Football Association considers lifetime bans for referee assaults in bid to maintain high recruitment numbers

Players face the potential of a lifetime ban if they assault match officials from next season, under tougher new proposals from the Football Association.

English football’s governing body is in talks over removing the maximum punishment of 10 years, which needs the approval of the FA board.

Last season, there were 77 reported incidents of assault towards match officials, 15 of which were found not proven, and authorities are pushing for a stronger deterrent to reduce the threat of physical abuse.

New data disclosed by the FA has revealed that nearly 80 per cent of match officials remain in their roles after each season, with more than 5,000 new recruits each year. 90 per cent of new referees recruited are under the age of 21.

“Refereeing is becoming ever more popular,” Andy Ambler, FA Director of Professional Game Relations, told Sky Sports News, on a media conference call.


“We’ve increased our numbers over three years. I think people are more interested in refereeing than they were before. One of the issues football could face, not just refereeing, is after a period of Coronavirus, are as many people going to be interested in the game?

“But I think we’re getting more and more people wanting to get as high up the [football] pyramid as possible. Is the Premier League going to have to recruit referees from elsewhere around the world? I don’t think so.”

Mike Dean will return to refereeing in the Premier League on Saturday having stood down last weekend after receiving death threats on social media.

Dean is employed by the Professional Game Match Officials Limited [PGMOL] but has received ongoing support from the FA.

“I offered him our entire support, and he appreciated it,” said Peter Elsworth, FA senior referee manager. “I had good chat with him on the phone and he was very happy with the support that has been offered to him and his family. There was an open invite there. If there was anything more he needs, he just needs to let us know, and we would obviously support him in whatever he needs.”

Tackling social media abuse

Over the next year, the FA is enhancing its online support network to 30,000 active referees in the game, following a rise in abuse on social media in particular.

“It’s part of our modern life,” said Farai Hallam, FA national referee manager. “A lot of our new referees, I’d say the majority, will be active on some form of social media.

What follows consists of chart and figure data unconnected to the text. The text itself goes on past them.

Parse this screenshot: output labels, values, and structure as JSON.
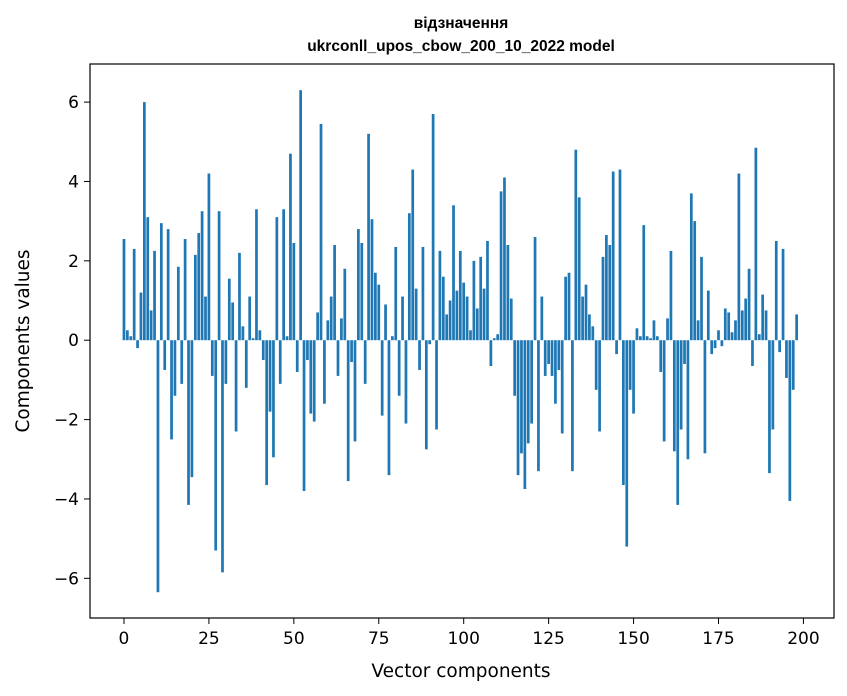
{
  "chart_data": {
    "type": "bar",
    "title": "відзначення",
    "subtitle": "ukrconll_upos_cbow_200_10_2022 model",
    "xlabel": "Vector components",
    "ylabel": "Components values",
    "xlim": [
      -10,
      209
    ],
    "ylim": [
      -7,
      6.96
    ],
    "xticks": [
      0,
      25,
      50,
      75,
      100,
      125,
      150,
      175,
      200
    ],
    "yticks": [
      -6,
      -4,
      -2,
      0,
      2,
      4,
      6
    ],
    "xtick_labels": [
      "0",
      "25",
      "50",
      "75",
      "100",
      "125",
      "150",
      "175",
      "200"
    ],
    "ytick_labels": [
      "−6",
      "−4",
      "−2",
      "0",
      "2",
      "4",
      "6"
    ],
    "bar_color": "#1f77b4",
    "values": [
      2.55,
      0.25,
      0.1,
      2.3,
      -0.2,
      1.2,
      6.0,
      3.1,
      0.75,
      2.25,
      -6.35,
      2.95,
      -0.75,
      2.8,
      -2.5,
      -1.4,
      1.85,
      -1.1,
      2.55,
      -4.15,
      -3.45,
      2.15,
      2.7,
      3.25,
      1.1,
      4.2,
      -0.9,
      -5.3,
      3.25,
      -5.85,
      -1.1,
      1.55,
      0.95,
      -2.3,
      2.2,
      0.35,
      -1.2,
      1.1,
      0.05,
      3.3,
      0.25,
      -0.5,
      -3.65,
      -1.8,
      -2.95,
      3.1,
      -1.1,
      3.3,
      0.1,
      4.7,
      2.45,
      -0.8,
      6.3,
      -3.8,
      -0.5,
      -1.85,
      -2.05,
      0.7,
      5.45,
      -1.6,
      0.5,
      1.1,
      2.4,
      -0.9,
      0.55,
      1.8,
      -3.55,
      -0.55,
      -2.55,
      2.8,
      2.45,
      -1.1,
      5.2,
      3.05,
      1.7,
      1.4,
      -1.9,
      0.9,
      -3.4,
      0.1,
      2.35,
      -1.4,
      1.1,
      -2.1,
      3.2,
      4.3,
      1.3,
      -0.75,
      2.35,
      -2.75,
      -0.1,
      5.7,
      -2.25,
      2.25,
      1.6,
      0.65,
      1.0,
      3.4,
      1.25,
      2.25,
      1.45,
      1.1,
      0.25,
      2.0,
      0.8,
      2.1,
      1.3,
      2.5,
      -0.65,
      0.05,
      0.15,
      3.75,
      4.1,
      2.4,
      1.05,
      -1.4,
      -3.4,
      -2.85,
      -3.75,
      -2.6,
      -2.1,
      2.6,
      -3.3,
      1.1,
      -0.9,
      -0.6,
      -0.9,
      -1.6,
      -0.75,
      -2.35,
      1.6,
      1.7,
      -3.3,
      4.8,
      3.6,
      1.1,
      1.4,
      0.65,
      0.35,
      -1.25,
      -2.3,
      2.1,
      2.65,
      2.4,
      4.25,
      -0.35,
      4.3,
      -3.65,
      -5.2,
      -1.25,
      -1.85,
      0.3,
      0.1,
      2.9,
      0.1,
      0.05,
      0.5,
      0.1,
      -0.8,
      -2.55,
      0.55,
      2.25,
      -2.8,
      -4.15,
      -2.25,
      -0.6,
      -3.0,
      3.7,
      3.0,
      0.5,
      2.1,
      -2.85,
      1.25,
      -0.35,
      -0.2,
      0.25,
      -0.15,
      0.8,
      0.7,
      0.2,
      0.5,
      4.2,
      0.75,
      1.05,
      1.8,
      -0.65,
      4.85,
      0.15,
      1.15,
      0.75,
      -3.35,
      -2.25,
      2.5,
      -0.3,
      2.3,
      -0.95,
      -4.05,
      -1.25,
      0.65
    ]
  }
}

We see it on any matchday, it requires a support network around you. As a referee, that’s invaluable.”

“Social media abuse is an issue in society,” said Ambler. “We’ve got to make sure, from a refereeing standpoint, that, if we are lobbying government, to help players, coaches and managers, then referees are included there, front and centre.

“They are right up there for abuse, as we saw with Mike [Riley] and others. It’s bigger than just refereeing. It’s down to us to make sure we’ve got support mechanisms in place.”

Body cams for officials?

The FA supports the use of more cameras to capture incidents of abuse towards officials in the grassroots game, but they are not expected to ask football lawmakers to allow the use of body cameras.

“I’m a little bit concerned that if you put a camera on somebody, they become a target,” said Ambler. “Why would you do that? I think there are better ways of doing it. I think cameras can work and, if you look at grassroots football, there are now security staff on the sidelines sometimes to control coaches and parents.

“I don’t see why cameras can’t be positioned like CCTV, for example, and go straight into the cloud so the behaviour is caught. That’s one way we might have the evidence to prosecute more.

“I do believe we need to find a way of collating more evidence to stop these incidents and make sure we do protect all participants.”